Position stretches/1,2,3 Progressions
1. Starting position stretch 15-30secs (Snatch,Clean)
2. Catching position stretch 15-30 secs (OHS,Front Squat)
1,2,3 Progressions (Snatch,Clean)
2 Hang Snatch + 2 OHS (Every 2 min for 12 min)
Snatch will come from above the knee but below the pockets
0, 2, 4, 6, 8, 10
Be sure to lock your shoulders in. Deadlift the bar to your hip, then drop down to the hang snatch.
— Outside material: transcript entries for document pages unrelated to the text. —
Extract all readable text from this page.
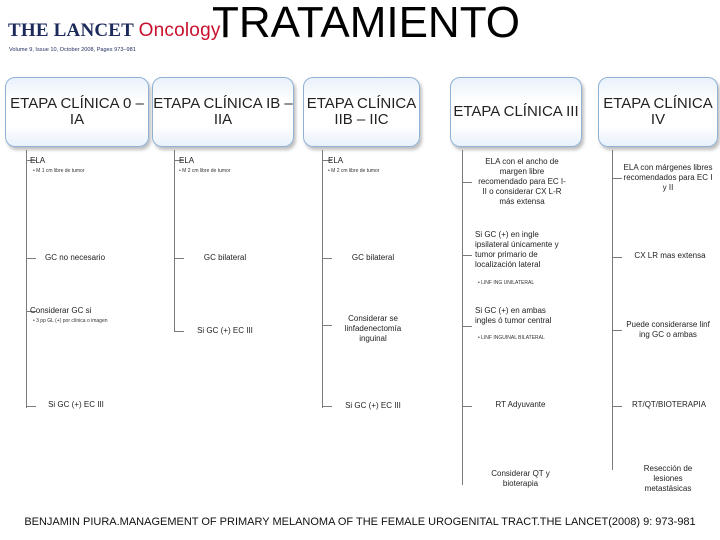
THE LANCET Oncology
Volume 9, Issue 10, October 2008, Pages 973–981
TRATAMIENTO
ETAPA CLÍNICA 0 – IA
ETAPA CLÍNICA IB – IIA
ETAPA CLÍNICA IIB – IIC	ETAPA CLÍNICA III	ETAPA CLÍNICA IV
ELA
• M 1 cm libre de tumor
GC no necesario
Considerar GC si
• 3 pp GL (+) por clínica o imagen
Si GC (+) EC III
ELA
• M 2 cm libre de tumor
GC bilateral
Si GC (+) EC III
ELA
• M 2 cm libre de tumor
GC bilateral
Considerar se linfadenectomía inguinal
Si GC (+) EC III
ELA con el ancho de margen libre recomendado para EC I-II o considerar CX L-R más extensa
Si GC (+) en ingle ipsilateral únicamente y tumor primario de localización lateral
• LINF ING UNILATERAL
Si GC (+) en ambas ingles ó tumor central
• LINF INGUINAL BILATERAL
RT Adyuvante
Considerar QT y bioterapia
ELA con márgenes libres recomendados para EC I y II
CX LR mas extensa
Puede considerarse linf ing GC o ambas
RT/QT/BIOTERAPIA
Resección de lesiones metastásicas
BENJAMIN PIURA.MANAGEMENT OF PRIMARY MELANOMA OF THE FEMALE UROGENITAL TRACT.THE LANCET(2008) 9: 973-981
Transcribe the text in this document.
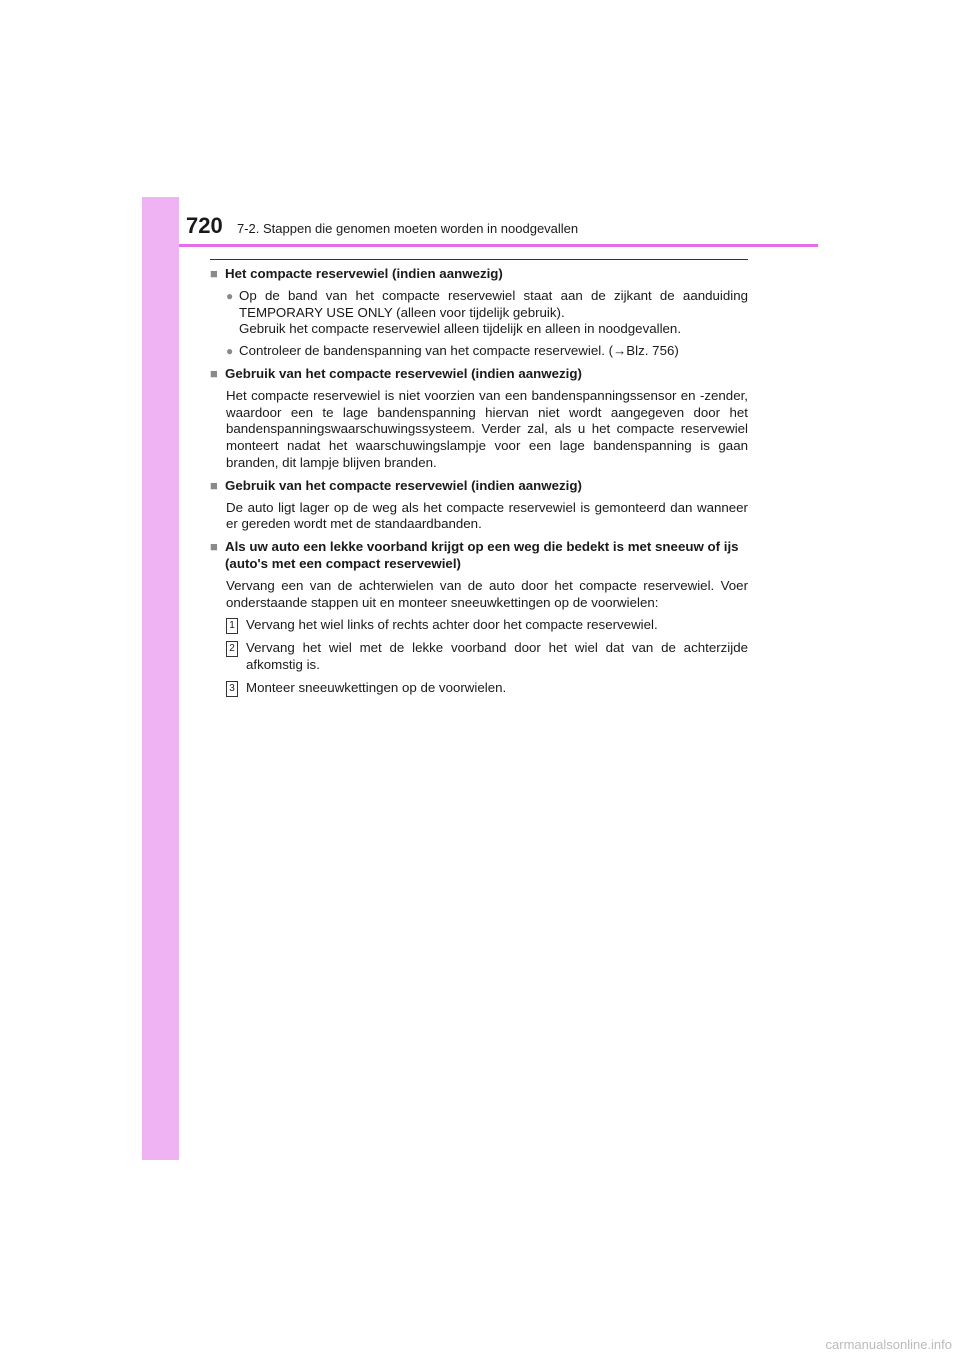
720 7-2. Stappen die genomen moeten worden in noodgevallen
■ Het compacte reservewiel (indien aanwezig)
● Op de band van het compacte reservewiel staat aan de zijkant de aanduiding TEMPORARY USE ONLY (alleen voor tijdelijk gebruik).
Gebruik het compacte reservewiel alleen tijdelijk en alleen in noodgevallen.
● Controleer de bandenspanning van het compacte reservewiel. (→Blz. 756)
■ Gebruik van het compacte reservewiel (indien aanwezig)
Het compacte reservewiel is niet voorzien van een bandenspanningssensor en -zender, waardoor een te lage bandenspanning hiervan niet wordt aangegeven door het bandenspanningswaarschuwingssysteem. Verder zal, als u het compacte reservewiel monteert nadat het waarschuwingslampje voor een lage bandenspanning is gaan branden, dit lampje blijven branden.
■ Gebruik van het compacte reservewiel (indien aanwezig)
De auto ligt lager op de weg als het compacte reservewiel is gemonteerd dan wanneer er gereden wordt met de standaardbanden.
■ Als uw auto een lekke voorband krijgt op een weg die bedekt is met sneeuw of ijs (auto's met een compact reservewiel)
Vervang een van de achterwielen van de auto door het compacte reservewiel. Voer onderstaande stappen uit en monteer sneeuwkettingen op de voorwielen:
1 Vervang het wiel links of rechts achter door het compacte reservewiel.
2 Vervang het wiel met de lekke voorband door het wiel dat van de achterzijde afkomstig is.
3 Monteer sneeuwkettingen op de voorwielen.
carmanualsonline.info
Don't drop the bar between the two snatches and be sure to punch out hard during the snatch and on the OHS.
Min 1 - 10 Pull Ups
Min 2 - 12 HR Push Ups
Min 3 - 16 KB/DB Static Lunges 53#/35# (Grab DB is KB are taken)
At the 12 min mark we will start 3 Rounds for time of :
10 Pull Ups
12 HR Push Ups
15 KB/DB Lunges 53#/35#
Min 1 - 15 DU + 8 C2B
Min 2 - 6 HSPU
Min 3 - 16 KB/DB Reverse Lunges
3 Rounds :
16 KB/DB Reverse Lunges
The idea would be stay consistent throughout the EMOM in order to be able to hit the Rounds for Time hard. If you're not making the EMOM in time then scale the reps for the EMOM but go back to the prescribed rep scheme for the Rounds for time.
Strict Muscle Ups
3x2 + 3x1 Strict MU
6x5 L-sit false grip muscle up from ground.
6x10 False Grip Ring Row into catch position
Deficit Ring Row (3x12)
Set a 24" or 30" box up and change the bottom of the rings to the top of the box. Feet should be on the box and do a ring row up to your body.
*If you can do all 12 reps unbroken then add weight.